Mobile: Trojans bancários ameaçam confiança de consumidores

Pesquisa destaca o nível de sofisticação aplicado pelos cibercriminosos para criar cópias de aplicativos confiáveis, ​​projetados para espionar usuários, coletar informações de login e roubar dinheiro

Em todo o mundo, os consumidores que usam aplicativos bancários para dispositivos móveis têm maior risco de serem enganados por cibercriminosos e tornarem-se vítimas de roubo bancário no universo online. Globalmente, 58% dos entrevistados foram capazes de identificar que uma interface do app oficial era fraudulenta, enquanto 36% confundiram a falsa com a real. No Brasil, os resultados mostraram que 68% detectaram a interface fraudulenta, enquanto 30% confundiram a falsa com a verdadeira. Nos EUA os números foram 40% e 42%, respectivamente, comparado com 72% e 36% na Alemanha. O fato foi revelado por uma pesquisa global da Avast.

Os resultados destacam o nível de sofisticação e precisão aplicados pelos cibercriminosos para criar cópias confiáveis, ​​projetadas para espionar os usuários, coletar informações detalhadas de login bancário e roubar dinheiro. A companhia detectou uma série de trojans bancários para dispositivos móveis nos últimos meses – uma ameaça à privacidade e à segurança, que está em alta. Os bancos que estão na mira ​​dos cibercriminosos e no radar desta pesquisa são o Citibank, Wells Fargo, Santander, HSBC, ING, Chase, Banco da Escócia e Sberbank.
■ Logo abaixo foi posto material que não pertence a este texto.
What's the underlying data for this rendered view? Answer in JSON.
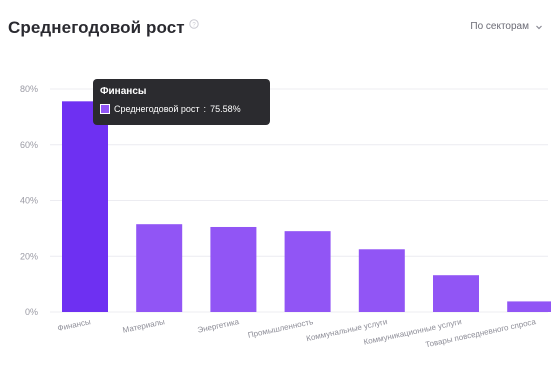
{
  "header": {
    "title": "Среднегодовой рост",
    "dropdown_label": "По секторам"
  },
  "icons": {
    "info": "info-circle-icon",
    "dropdown": "chevron-down-icon"
  },
  "colors": {
    "highlight_bar": "#6e30f2",
    "bar": "#9155f5",
    "grid": "#ececf1",
    "tooltip_bg": "#2b2b2f"
  },
  "tooltip": {
    "title": "Финансы",
    "series_label": "Среднегодовой рост",
    "value": "75.58%"
  },
  "chart_data": {
    "type": "bar",
    "categories": [
      "Финансы",
      "Материалы",
      "Энергетика",
      "Промышленность",
      "Коммунальные услуги",
      "Коммуникационные услуги",
      "Товары повседневного спроса"
    ],
    "series": [
      {
        "name": "Среднегодовой рост",
        "values": [
          75.58,
          31.5,
          30.5,
          29.0,
          22.5,
          13.2,
          3.8
        ]
      }
    ],
    "ylim": [
      0,
      80
    ],
    "yticks": [
      0,
      20,
      40,
      60,
      80
    ],
    "ytick_labels": [
      "0%",
      "20%",
      "40%",
      "60%",
      "80%"
    ],
    "grid": true,
    "highlighted_index": 0
  }
}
Em novembro do ano passado, os especialistas em dispositivos móveis do Laboratório de Ameaças da Avast descobriram uma nova variação do Trojan BankBot no Google Play, mirando as informações de login bancário dos consumidores. Na ocasião, a Avast analisou a ameaça em conjunto com a ESET e SfyLabs. Esta última variação foi escondida em um aplicativo de lanterna supostamente confiável e no app Solitaire. Uma vez baixado, o malware seria iniciado e atuaria em aplicativos de grandes bancos de Blue Chip. Caso o usuário abrisse o aplicativo, o malware criaria uma sobreposição falsa em cima do aplicativo genuíno com o objetivo de coletar os dados bancários do cliente e enviá-los ao cibercriminoso.

“Estamos vendo um aumento constante do número de aplicativos maliciosos para dispositivos Android, que são capazes de driblar as verificações de segurança das lojas de aplicativos populares e fazer um caminho próprio nos smartphones dos consumidores. Muitas vezes, eles parecem ser jogos e aplicativos de estilo de vida. Além disso, utilizam táticas de engajamento social para enganar os usuários a baixá-los”, disse Gagan Singh, vice-presidente sênior e gerente geral para Mobile da Avast.
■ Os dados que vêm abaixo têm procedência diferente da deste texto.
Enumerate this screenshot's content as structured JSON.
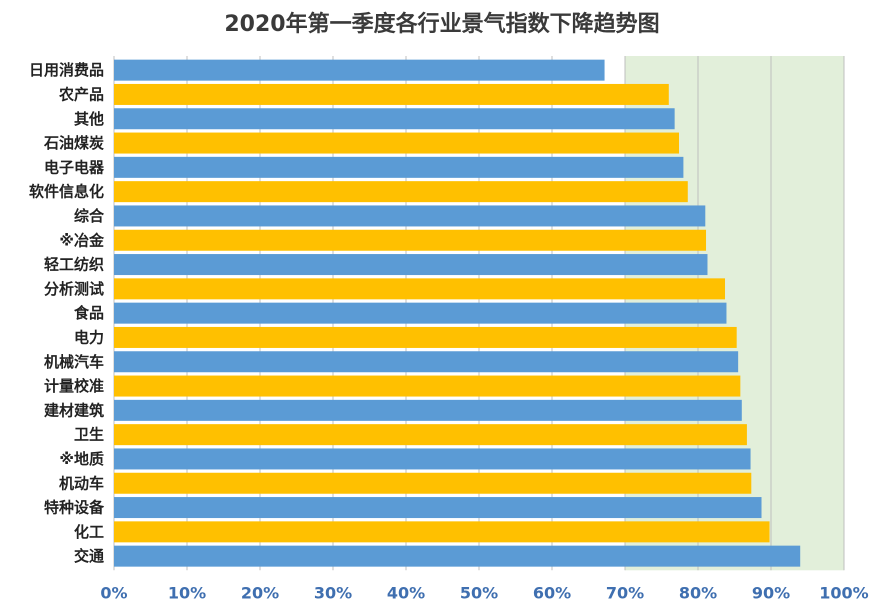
{
  "chart_data": {
    "type": "bar",
    "orientation": "horizontal",
    "title": "2020年第一季度各行业景气指数下降趋势图",
    "categories": [
      "日用消费品",
      "农产品",
      "其他",
      "石油煤炭",
      "电子电器",
      "软件信息化",
      "综合",
      "※冶金",
      "轻工纺织",
      "分析测试",
      "食品",
      "电力",
      "机械汽车",
      "计量校准",
      "建材建筑",
      "卫生",
      "※地质",
      "机动车",
      "特种设备",
      "化工",
      "交通"
    ],
    "values": [
      0.672,
      0.76,
      0.768,
      0.774,
      0.78,
      0.786,
      0.81,
      0.811,
      0.813,
      0.837,
      0.839,
      0.853,
      0.855,
      0.858,
      0.86,
      0.867,
      0.872,
      0.873,
      0.887,
      0.898,
      0.94
    ],
    "xlim": [
      0,
      1
    ],
    "xticks": [
      "0%",
      "10%",
      "20%",
      "30%",
      "40%",
      "50%",
      "60%",
      "70%",
      "80%",
      "90%",
      "100%"
    ],
    "xlabel": "",
    "ylabel": "",
    "grid": true,
    "colors": {
      "bar_a": "#5b9bd5",
      "bar_b": "#ffc000",
      "background_band": "#e2efda",
      "gridline": "#bfbfbf",
      "tick_label": "#3f6fb0"
    }
  }
}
“Os consumidores podem confiar nas lojas de aplicativos ​​como Google Play e App Store da Apple, para baixar aplicativos, porém, recomenda-se uma vigilância extra. É importante confirmar se o aplicativo bancário em uso é uma versão oficial. Caso a interface pareça ser desconhecida, o ideal é acionar a equipe de atendimento ao cliente do banco. Deve-se ainda fazer o uso de autenticação de dois fatores, se disponível. Também é essencial ter um forte antivírus para Android instalado, para detectar e proteger o usuário contra o malware que ameaça pegar o dinheiro.

A pesquisa ainda aponta para o fato de que, em todo o mundo, os consumidores estão mais preocupados em ter o dinheiro roubado de suas contas correntes do que perder uma carteira ou uma bolsa, ou ter seus perfis das redes sociais invadidos e mensagens pessoais lidas. No mundo, 72% dos entrevistados apontaram a perda financeira como a principal preocupação. No Brasil, 75% dos consumidores revelaram a mesma preocupação, enquanto na Rússia foram 54%.
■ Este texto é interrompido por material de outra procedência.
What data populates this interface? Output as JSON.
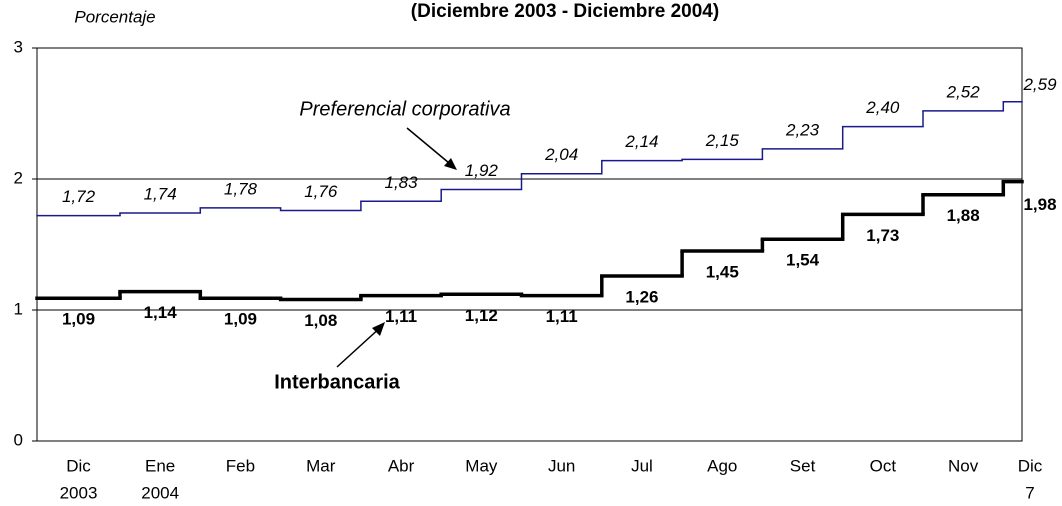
{
  "chart_data": {
    "type": "step",
    "title": "(Diciembre 2003 - Diciembre 2004)",
    "y_label": "Porcentaje",
    "categories": [
      [
        "Dic",
        "2003"
      ],
      [
        "Ene",
        "2004"
      ],
      "Feb",
      "Mar",
      "Abr",
      "May",
      "Jun",
      "Jul",
      "Ago",
      "Set",
      "Oct",
      "Nov",
      [
        "Dic",
        "7"
      ]
    ],
    "ylim": [
      0,
      3
    ],
    "yticks": [
      0,
      1,
      2,
      3
    ],
    "grid": true,
    "series": [
      {
        "name": "Preferencial corporativa",
        "color": "#1a1a8c",
        "style": "italic",
        "values": [
          1.72,
          1.74,
          1.78,
          1.76,
          1.83,
          1.92,
          2.04,
          2.14,
          2.15,
          2.23,
          2.4,
          2.52,
          2.59
        ],
        "value_labels": [
          "1,72",
          "1,74",
          "1,78",
          "1,76",
          "1,83",
          "1,92",
          "2,04",
          "2,14",
          "2,15",
          "2,23",
          "2,40",
          "2,52",
          "2,59"
        ]
      },
      {
        "name": "Interbancaria",
        "color": "#000000",
        "style": "bold",
        "values": [
          1.09,
          1.14,
          1.09,
          1.08,
          1.11,
          1.12,
          1.11,
          1.26,
          1.45,
          1.54,
          1.73,
          1.88,
          1.98
        ],
        "value_labels": [
          "1,09",
          "1,14",
          "1,09",
          "1,08",
          "1,11",
          "1,12",
          "1,11",
          "1,26",
          "1,45",
          "1,54",
          "1,73",
          "1,88",
          "1,98"
        ]
      }
    ]
  }
}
Dois a cada cinco entrevistados (43%) no mundo disseram que utilizam aplicativos bancários em dispositivos móveis. No Brasil, metade dos participantes do levantamento confirmaram ser usuários ativos. Globalmente, dentre aqueles que não fazem uso do smartphone ou tablet para operações bancárias (cerca de 30%), consideram a falta de segurança como a principal preocupação. Esta também é a preocupação de 31% dos brasileiros entrevistados, 34% dos russos e 28% dos alemães.

A pesquisa online foi realizada em 12 países, incluindo os EUA, Reino Unido, França, Alemanha, Rússia, Japão, México, Argentina, Indonésia, República Tcheca, Espanha e Brasil. No total, foram 39.091 entrevistados.